3 Ai MAGNIFICI artisti del ball handling che ci hanno allietato durante le pause nelle partite di Torino perché molti dei protagonisti sul campo si sono resi conto che spesso il pallone se lo tirano in faccia.
2 Alla MAGNIFICA GIOVENTÙ VIRTUSSINA se non pregherà per il recupero di PAJOLA, anima spartana della squadra con HACKETT, se non capirà che i cannonieri golosi potrebbero rovinare un progetto che sembrava fiorire bene, almeno in campionato.
1 Alla guerra FEDERAZIONE ed EUROLEGA che in settimana tormenterà sia le NAZIONALE sia le due regine ARMANI e VIRTUS impegnate in duri confronti di coppa contro HAPOEL e BARCELLONA.
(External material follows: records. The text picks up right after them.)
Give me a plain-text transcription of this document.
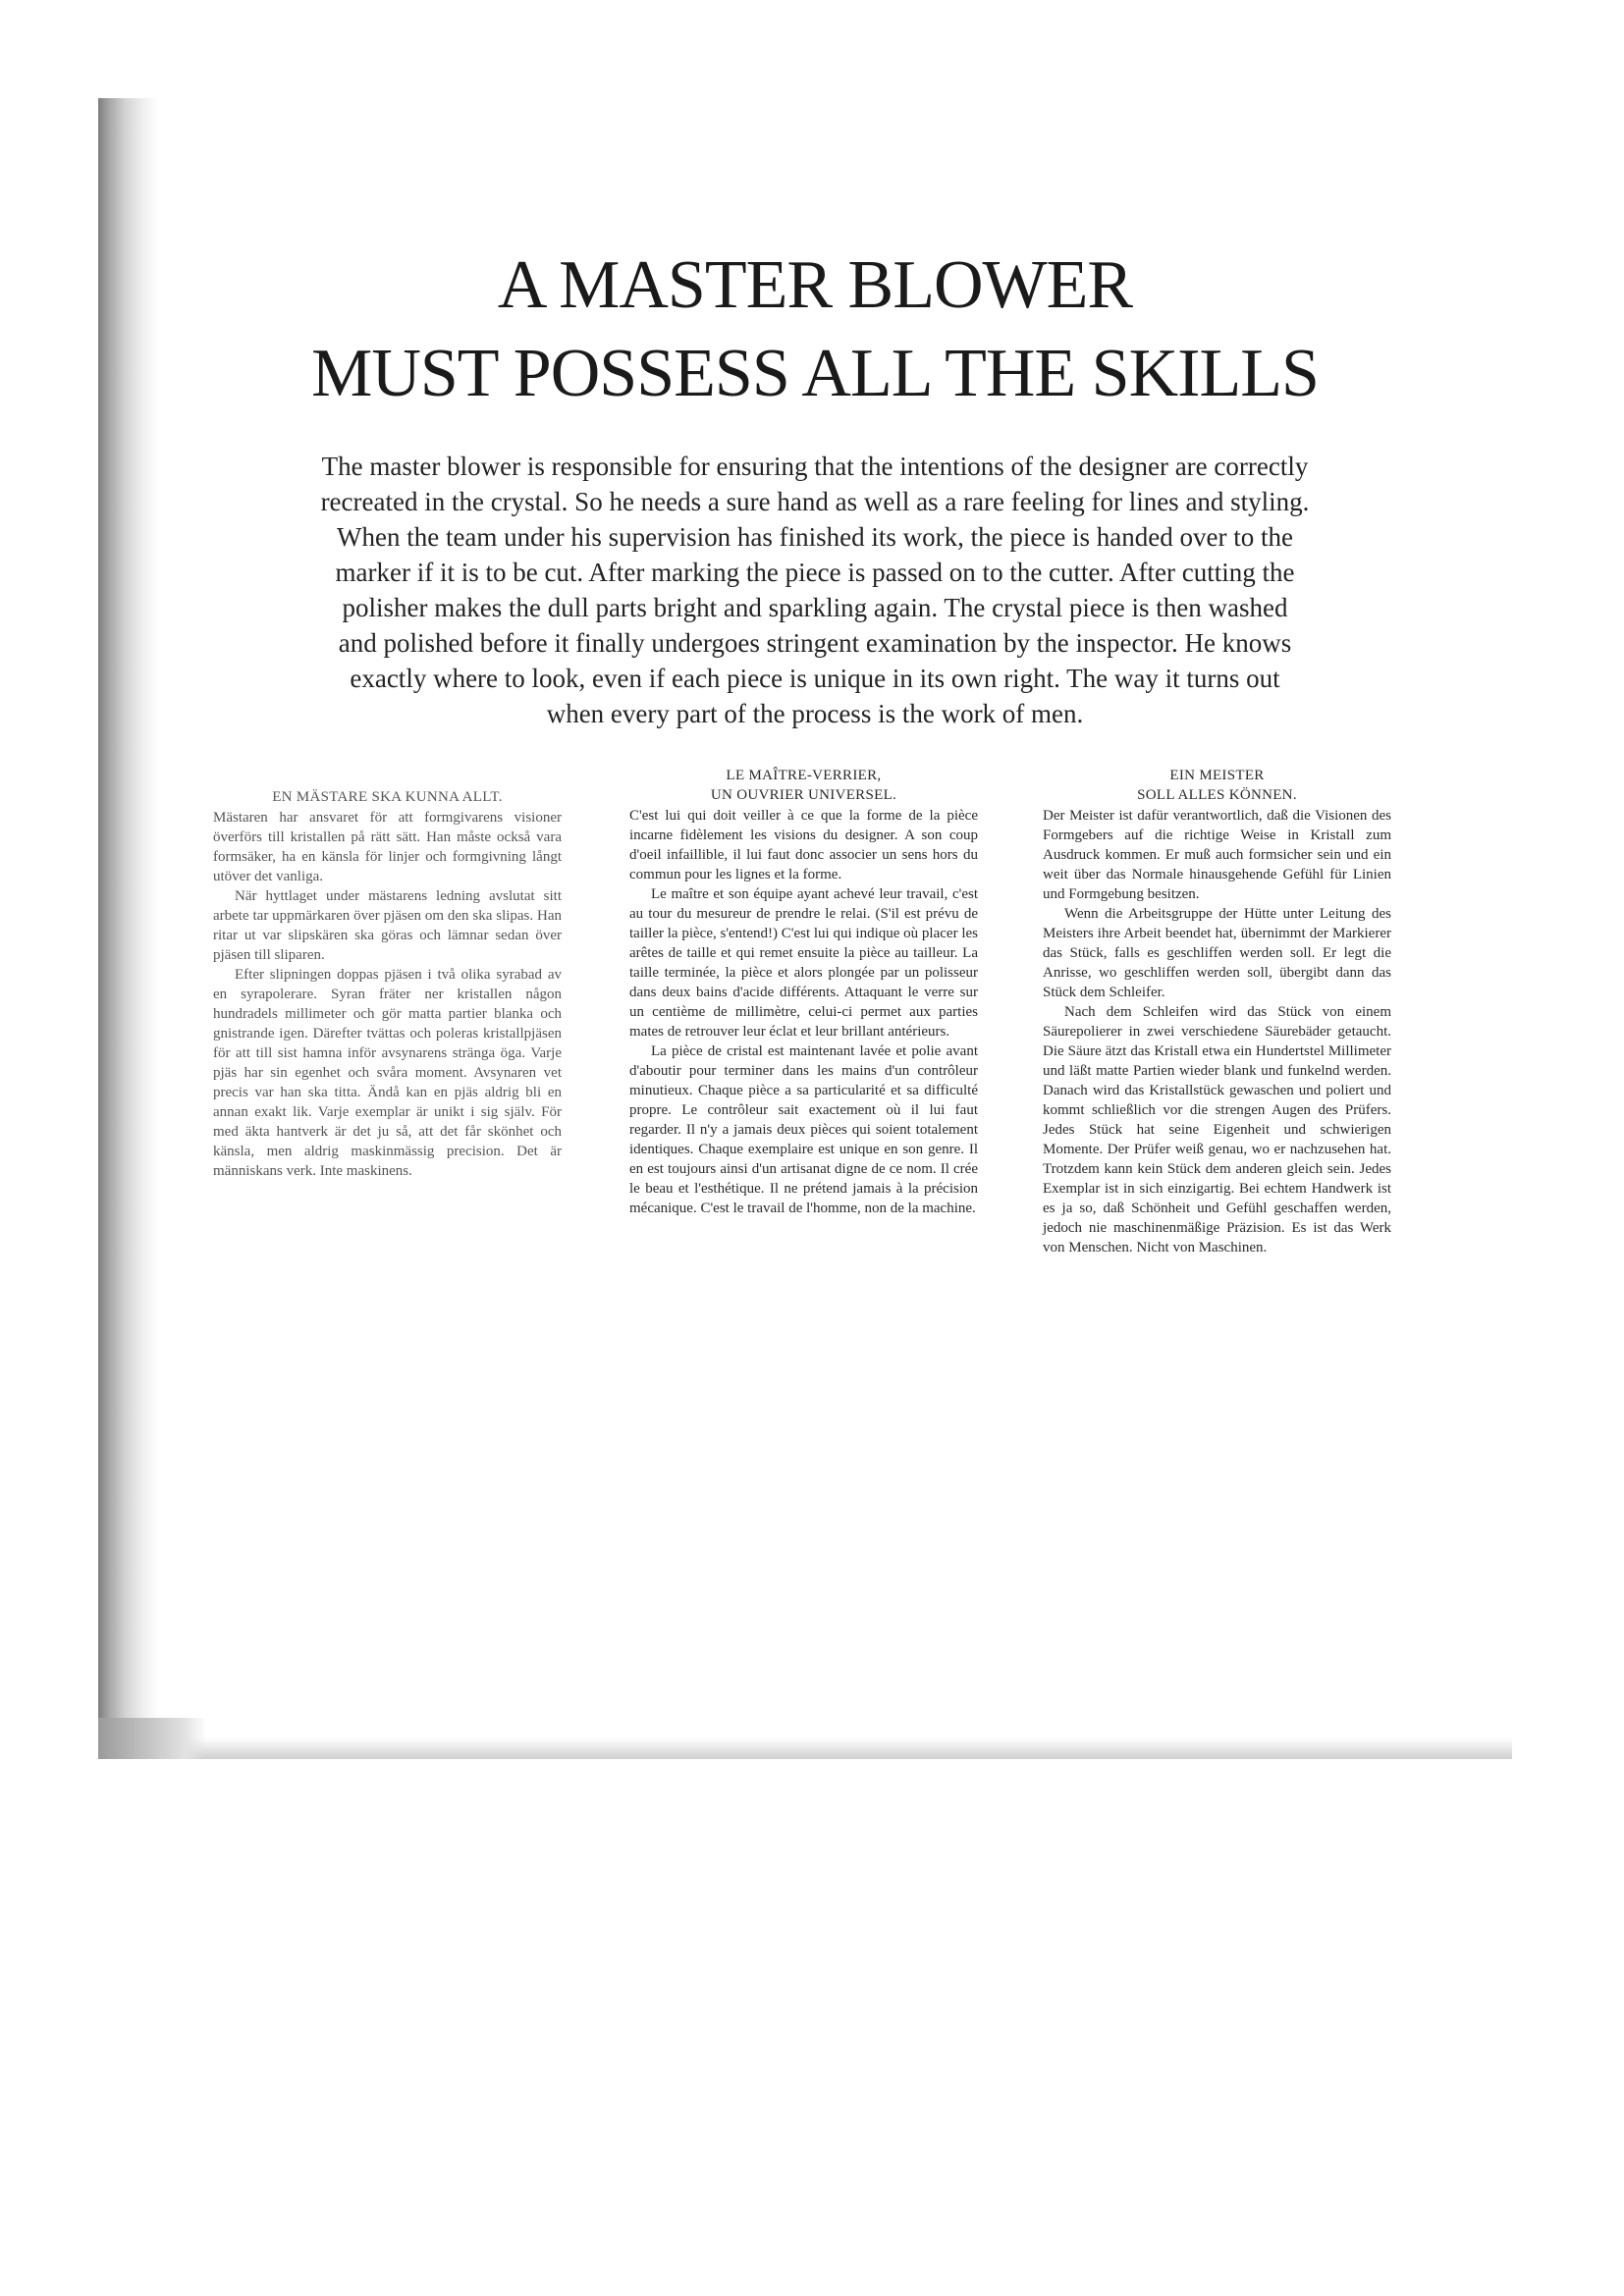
A MASTER BLOWER
MUST POSSESS ALL THE SKILLS
The master blower is responsible for ensuring that the intentions of the designer are correctly
recreated in the crystal. So he needs a sure hand as well as a rare feeling for lines and styling.
When the team under his supervision has finished its work, the piece is handed over to the
marker if it is to be cut. After marking the piece is passed on to the cutter. After cutting the
polisher makes the dull parts bright and sparkling again. The crystal piece is then washed
and polished before it finally undergoes stringent examination by the inspector. He knows
exactly where to look, even if each piece is unique in its own right. The way it turns out
when every part of the process is the work of men.
EN MÄSTARE SKA KUNNA ALLT.

Mästaren har ansvaret för att formgivarens visioner överförs till kristallen på rätt sätt. Han måste också vara formsäker, ha en känsla för linjer och formgivning långt utöver det vanliga.

När hyttlaget under mästarens ledning avslutat sitt arbete tar uppmärkaren över pjäsen om den ska slipas. Han ritar ut var slipskären ska göras och lämnar sedan över pjäsen till sliparen.

Efter slipningen doppas pjäsen i två olika syrabad av en syrapolerare. Syran fräter ner kristallen någon hundradels millimeter och gör matta partier blanka och gnistrande igen. Därefter tvättas och poleras kristallpjäsen för att till sist hamna inför avsynarens stränga öga. Varje pjäs har sin egenhet och svåra moment. Avsynaren vet precis var han ska titta. Ändå kan en pjäs aldrig bli en annan exakt lik. Varje exemplar är unikt i sig själv. För med äkta hantverk är det ju så, att det får skönhet och känsla, men aldrig maskinmässig precision. Det är människans verk. Inte maskinens.

LE MAÎTRE-VERRIER,
UN OUVRIER UNIVERSEL.

C'est lui qui doit veiller à ce que la forme de la pièce incarne fidèlement les visions du designer. A son coup d'oeil infaillible, il lui faut donc associer un sens hors du commun pour les lignes et la forme.

Le maître et son équipe ayant achevé leur travail, c'est au tour du mesureur de prendre le relai. (S'il est prévu de tailler la pièce, s'entend!) C'est lui qui indique où placer les arêtes de taille et qui remet ensuite la pièce au tailleur. La taille terminée, la pièce et alors plongée par un polisseur dans deux bains d'acide différents. Attaquant le verre sur un centième de millimètre, celui-ci permet aux parties mates de retrouver leur éclat et leur brillant antérieurs.

La pièce de cristal est maintenant lavée et polie avant d'aboutir pour terminer dans les mains d'un contrôleur minutieux. Chaque pièce a sa particularité et sa difficulté propre. Le contrôleur sait exactement où il lui faut regarder. Il n'y a jamais deux pièces qui soient totalement identiques. Chaque exemplaire est unique en son genre. Il en est toujours ainsi d'un artisanat digne de ce nom. Il crée le beau et l'esthétique. Il ne prétend jamais à la précision mécanique. C'est le travail de l'homme, non de la machine.

EIN MEISTER
SOLL ALLES KÖNNEN.

Der Meister ist dafür verantwortlich, daß die Visionen des Formgebers auf die richtige Weise in Kristall zum Ausdruck kommen. Er muß auch formsicher sein und ein weit über das Normale hinausgehende Gefühl für Linien und Formgebung besitzen.

Wenn die Arbeitsgruppe der Hütte unter Leitung des Meisters ihre Arbeit beendet hat, übernimmt der Markierer das Stück, falls es geschliffen werden soll. Er legt die Anrisse, wo geschliffen werden soll, übergibt dann das Stück dem Schleifer.

Nach dem Schleifen wird das Stück von einem Säurepolierer in zwei verschiedene Säurebäder getaucht. Die Säure ätzt das Kristall etwa ein Hundertstel Millimeter und läßt matte Partien wieder blank und funkelnd werden. Danach wird das Kristallstück gewaschen und poliert und kommt schließlich vor die strengen Augen des Prüfers. Jedes Stück hat seine Eigenheit und schwierigen Momente. Der Prüfer weiß genau, wo er nachzusehen hat. Trotzdem kann kein Stück dem anderen gleich sein. Jedes Exemplar ist in sich einzigartig. Bei echtem Handwerk ist es ja so, daß Schönheit und Gefühl geschaffen werden, jedoch nie maschinenmäßige Präzision. Es ist das Werk von Menschen. Nicht von Maschinen.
0 Al giovane talento FERRARI che non mette mai piede in campo nella VIRTUS dove speravamo che IVANOVIC gli avrebbe trovato un ruolo. Certo deve imparare, ma, forse, era meglio rimanere da PILLASTRINI a CIVIDALE. Lo diciamo al giocatore e a chi lo ha consigliato.
O bis Alla OLIDATA VIRTUS e all’ARMANI, finaliste nel torneo degli under 19 a Torino dove hanno vinto i bolognesi, se questi ragazzi di talento li manderanno in giro per il mondo o in panchina come ACCORSI che ha dato il successo ai bianconeri.